Beinahe täglich treffen bei Markus Gasser Fragen zur Mundart ein oder Ermahnungen wegen Fehlern, die Moderatoren angeblich gemacht haben. Aber das Schöne an der Mundart ist ihre Freiheit von Normen, ist Gasser überzeugt. Das macht die Mundart kreativ und wandlungsfähig. Wörter haben oft eine lange und spannende Bedeutungsgeschichte hinter sich. 5 Beispiele seiner Wahl.
5 schöne Mundartwörter
«fuulänze»
Bei dem Wort wird man angenehm müde, wenn man es sich bloss auf der Zunge zergehen lässt: «fuuulänze». Schon sieht man sich auf dem Bett oder Sofa fläzen, so lange, bis man zu faulen beginnt. Genau daher kommt auch das Wort: Im Mittelalter bedeutete «vûlezen», ähnlich wie heute im Dialekt «füülele», so viel wie «nach Faulem riechen». Aus «vûlezen» wurde «fulänze», es kam die Bedeutung «müde und träge sein» dazu und schliesslich das Substantiv «Fulänzer» für «Faulpelz».
«gäbig»
«Gäbig» ist praktisch, ist umgänglich, ist handlich, ist bequem. Ein «gäbiges» Auto. Ein «gäbiger» Nachbar. Ein «gäbiger» Sessel. Was «gäbig» ist, das gibt mir etwas: Das Wort kommt letztlich vom Verb «geben». Mittelhochdeutsch «gaebec» wurde für Dinge gebraucht, die von Hand zu Hand gehen, die man gibt und gegeben erhält. Geldmünzen waren «gäbig» oder «gibig». Das Wort drückt eine gewisse Dankbarkeit der Sache oder Person gegenüber aus, die mir etwas gibt.
«glunge»
Gelingt etwas, dann kommt es so heraus wie geplant und gewünscht. Ein gelungener Tag ist ein guter Tag. Man kann aber auch sagen: Das ist «e glungene Kärli», der guckt «glunge» aus der Wäsche.
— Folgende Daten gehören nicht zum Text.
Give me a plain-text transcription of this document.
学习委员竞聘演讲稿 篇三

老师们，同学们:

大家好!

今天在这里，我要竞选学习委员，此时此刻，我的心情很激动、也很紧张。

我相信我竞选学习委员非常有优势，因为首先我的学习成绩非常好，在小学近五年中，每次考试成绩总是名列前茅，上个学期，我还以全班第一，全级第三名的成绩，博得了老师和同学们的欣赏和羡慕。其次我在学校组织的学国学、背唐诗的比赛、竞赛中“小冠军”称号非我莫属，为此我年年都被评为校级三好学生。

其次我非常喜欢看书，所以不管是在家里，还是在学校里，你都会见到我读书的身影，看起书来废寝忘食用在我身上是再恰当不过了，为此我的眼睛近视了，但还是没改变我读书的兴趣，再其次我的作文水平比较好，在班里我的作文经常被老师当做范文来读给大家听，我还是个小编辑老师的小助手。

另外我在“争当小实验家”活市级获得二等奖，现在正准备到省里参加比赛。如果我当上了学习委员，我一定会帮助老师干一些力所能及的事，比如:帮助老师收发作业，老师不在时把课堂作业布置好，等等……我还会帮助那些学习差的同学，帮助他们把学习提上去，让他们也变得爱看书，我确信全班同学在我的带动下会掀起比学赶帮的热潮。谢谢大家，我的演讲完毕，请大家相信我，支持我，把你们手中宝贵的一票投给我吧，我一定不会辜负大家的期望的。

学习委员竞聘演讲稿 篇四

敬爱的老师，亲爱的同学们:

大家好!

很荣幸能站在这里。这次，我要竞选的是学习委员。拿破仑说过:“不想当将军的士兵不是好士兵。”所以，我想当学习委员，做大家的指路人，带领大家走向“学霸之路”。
Also «seltsam, blöd». Um zu verstehen, wie «glunge» zu dieser Negativbedeutung kommt, reicht ein kurzer Tanz mit Bedeutungsnuancen. Was gelingt, ist positiv, bemerkenswert, speziell. Aber «Speziell», das kann auch «irritierend» meinen. «E glungene Daag» kann deshalb auch einer sein, der mich ratlos macht.
«chroschple»
«Etwas Hartes mit krachendem Geräusch kauen», so wird die Tätigkeit im Schweizerdeutschen Wörterbuch umschrieben. Und fast jede Region hat ihr eigenes Wort dafür: «chnorbe» oder «chnarbe» in Nidwalden, «chnörbele» in Uri, «gnarfle» in Baselstadt, «knarschle» in Graubünden, «chnarschtle» in Sankt Gallen, «chroutsche» in Freiburg. Weit verbreitet sind Varianten wie «chroschpele», «chruschple» oder «chräuschpele». Alle Varianten sind lautmalerisch: Sie ahmen das Geräusch nach, das sie beschreiben. Und dieses klingt offenbar in jeder Dialektregion leicht anders.
«chrömle»
Für wenig Geld kleine Dinge kaufen, das ist «chrömle» oder «chrämle». Wörtlich bedeutet das Verb «Kram kaufen», beziehungswiese im Dialekt «Chram chaufe». Kram war zwar jede Art von käuflicher Handelsware. Aber beim «chrömle» ist der Kauf von Waren gemeint, die nicht zwingend nötig wären. Dem «chrömle» haftet deshalb etwas Verschwenderisches an. Schon 1627 ist in einem Ratsmanual der Stadt Zürich missbilligend die Rede von den «Kilbikremer und Stümpler, die das junge Volk zu schädlichem und unnützem Krämerlen und Vertun des Gelts anführen».